In an April 15, 1927 letter to Vincent Starrett, fellow horror fiction writer Frank Belknap Long, Jr. recommended the work of an author largely unknown outside the insular world of pulp magazines like Weird Tales. “Howard Lovecraft says (writes) that he has sent you several tales,” wrote Long. “His best stories are really immense! Not in Poe, Bierce, or M.R. James have I found such an abundance of sheer spiritual horror. He writes of great bat-winged things from outer space that brood over this and other worlds–he doesn’t secure his astounding effects by applying the conventional pinch of salt to open wounds. His methods are restrained and genuine. He works up his unhallowed atmosphere slowly until his prose fairly glitters with the light that never was – witch-fires glow on every page…”
Although H.P. Lovecraft (1890–1937) had only one book (The Shadow Over Innsmouth, 1936) published in his lifetime, the Providence, Rhode Island born author of weird fiction doggedly submitted his work to various publishers and suffered numerous rejections. In a series of five letters written in 1927–1928 to Starrett, an occasional writer of weird tales destined to be best remembered as a noted Sherlock Holmes scholar, Lovecraft candidly discussed his “sadly uneven” fiction and noted his chief literary influences (see image 1 – Dec. 6, 1927). A prodigious correspondent with other writers in the genre and its fans, Lovecraft was saved from literary obscurity by August Derleth (1909–1971), a precocious teenager when he first began corresponding with the author in the mid-1920s. Soon after Lovecraft’s untimely death in 1937, Derleth with friend Donald Wandrei (1908–1987) founded Arkham House in Sauk City, Wisconsin to collect and publish his writings. The publisher’s initial offering, The Outsider and Others (1939), was limited to 1200 copies and sold poorly. Today, the book is highly prized by collectors as are all Arkham House editions of Lovecraft’s work. The Lilly Library holds many Arkham House first editions including those pictured: Beyond the Wall of Sleep (1943), The Dunwich Horror and Others (1963), and Dagon and Other Macabre Tales (1965).

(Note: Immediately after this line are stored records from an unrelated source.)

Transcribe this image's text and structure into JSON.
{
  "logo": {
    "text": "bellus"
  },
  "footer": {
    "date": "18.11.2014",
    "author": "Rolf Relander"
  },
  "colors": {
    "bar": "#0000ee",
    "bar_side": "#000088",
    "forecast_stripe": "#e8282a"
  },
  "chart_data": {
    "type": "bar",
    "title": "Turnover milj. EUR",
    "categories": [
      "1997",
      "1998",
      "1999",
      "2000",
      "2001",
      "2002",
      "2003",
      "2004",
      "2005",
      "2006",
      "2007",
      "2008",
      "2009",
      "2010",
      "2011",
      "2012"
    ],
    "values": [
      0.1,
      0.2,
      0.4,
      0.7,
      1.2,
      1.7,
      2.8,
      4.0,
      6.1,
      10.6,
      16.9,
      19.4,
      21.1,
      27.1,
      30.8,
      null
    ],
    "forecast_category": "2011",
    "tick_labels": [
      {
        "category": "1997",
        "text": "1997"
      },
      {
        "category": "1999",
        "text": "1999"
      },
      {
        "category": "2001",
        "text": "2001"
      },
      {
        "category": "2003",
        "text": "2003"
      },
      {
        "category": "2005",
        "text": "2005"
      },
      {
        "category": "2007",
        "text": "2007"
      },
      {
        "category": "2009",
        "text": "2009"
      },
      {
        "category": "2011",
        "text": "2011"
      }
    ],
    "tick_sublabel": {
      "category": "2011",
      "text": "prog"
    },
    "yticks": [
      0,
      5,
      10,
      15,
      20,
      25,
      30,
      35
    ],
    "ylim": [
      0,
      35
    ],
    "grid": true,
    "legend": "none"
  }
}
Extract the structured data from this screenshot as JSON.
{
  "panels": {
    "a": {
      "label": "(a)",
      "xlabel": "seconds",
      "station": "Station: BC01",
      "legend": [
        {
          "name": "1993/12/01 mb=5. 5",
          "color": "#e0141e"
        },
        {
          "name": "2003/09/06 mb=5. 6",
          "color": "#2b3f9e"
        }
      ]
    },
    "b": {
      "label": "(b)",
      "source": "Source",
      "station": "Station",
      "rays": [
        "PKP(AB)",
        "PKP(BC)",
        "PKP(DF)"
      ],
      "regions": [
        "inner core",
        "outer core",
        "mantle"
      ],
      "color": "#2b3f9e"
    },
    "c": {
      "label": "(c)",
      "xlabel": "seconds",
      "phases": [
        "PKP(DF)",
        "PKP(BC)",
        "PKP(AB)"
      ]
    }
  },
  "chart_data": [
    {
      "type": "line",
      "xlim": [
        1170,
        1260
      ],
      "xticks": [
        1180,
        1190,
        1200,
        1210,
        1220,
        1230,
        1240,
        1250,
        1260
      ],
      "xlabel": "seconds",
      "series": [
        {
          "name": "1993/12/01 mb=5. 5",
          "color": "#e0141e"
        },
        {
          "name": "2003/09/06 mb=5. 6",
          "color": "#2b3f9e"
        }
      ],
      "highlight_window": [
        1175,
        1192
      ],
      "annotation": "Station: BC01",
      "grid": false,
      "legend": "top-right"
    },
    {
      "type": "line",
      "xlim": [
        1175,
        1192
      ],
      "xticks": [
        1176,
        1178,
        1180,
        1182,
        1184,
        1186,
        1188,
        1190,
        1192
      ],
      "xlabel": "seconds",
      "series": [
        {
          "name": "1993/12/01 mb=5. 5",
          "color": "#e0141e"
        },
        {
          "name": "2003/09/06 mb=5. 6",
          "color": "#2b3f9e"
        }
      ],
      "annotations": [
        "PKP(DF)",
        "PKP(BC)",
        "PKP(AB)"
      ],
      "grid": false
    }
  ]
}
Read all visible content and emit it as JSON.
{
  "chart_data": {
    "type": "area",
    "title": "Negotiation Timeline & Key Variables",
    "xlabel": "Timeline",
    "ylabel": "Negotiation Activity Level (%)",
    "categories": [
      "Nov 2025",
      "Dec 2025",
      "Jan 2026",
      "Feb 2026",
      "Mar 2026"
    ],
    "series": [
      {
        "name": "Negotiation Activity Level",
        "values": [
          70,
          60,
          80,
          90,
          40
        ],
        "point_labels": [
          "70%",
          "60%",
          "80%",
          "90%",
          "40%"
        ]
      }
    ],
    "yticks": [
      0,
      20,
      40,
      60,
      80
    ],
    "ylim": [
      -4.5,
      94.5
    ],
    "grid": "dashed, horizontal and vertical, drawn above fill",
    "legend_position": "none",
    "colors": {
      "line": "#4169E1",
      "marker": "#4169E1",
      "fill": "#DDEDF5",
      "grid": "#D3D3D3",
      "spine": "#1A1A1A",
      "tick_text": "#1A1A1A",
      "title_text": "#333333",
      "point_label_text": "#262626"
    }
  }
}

In addition to numerous monographs by and about Lovecraft accessible through IUCAT, the Lilly Library is home to manuscript collections of interest to the study of the writer Stephen King has identified as “the twentieth century’s greatest practitioner of the classic horror tale.” The Starrett mss. contains the above cited correspondence while the Derleth mss. II features the Wisconsin writer’s thoughts on Arkham House. The Mosig mss., the letters and papers of academic Dirk Walter Mosig, chronicle his editorship of the Lovecraftian review, The Miskatonic, and features detailed correspondence with two of Lovecraft’s biographers, L. Sprague de Camp (Lovecraft: A Biography, 1975) and the aforementioned Frank Belknap Long, Jr. (Howard Phillips Lovecraft: Dreamer on the Nightside, 1975).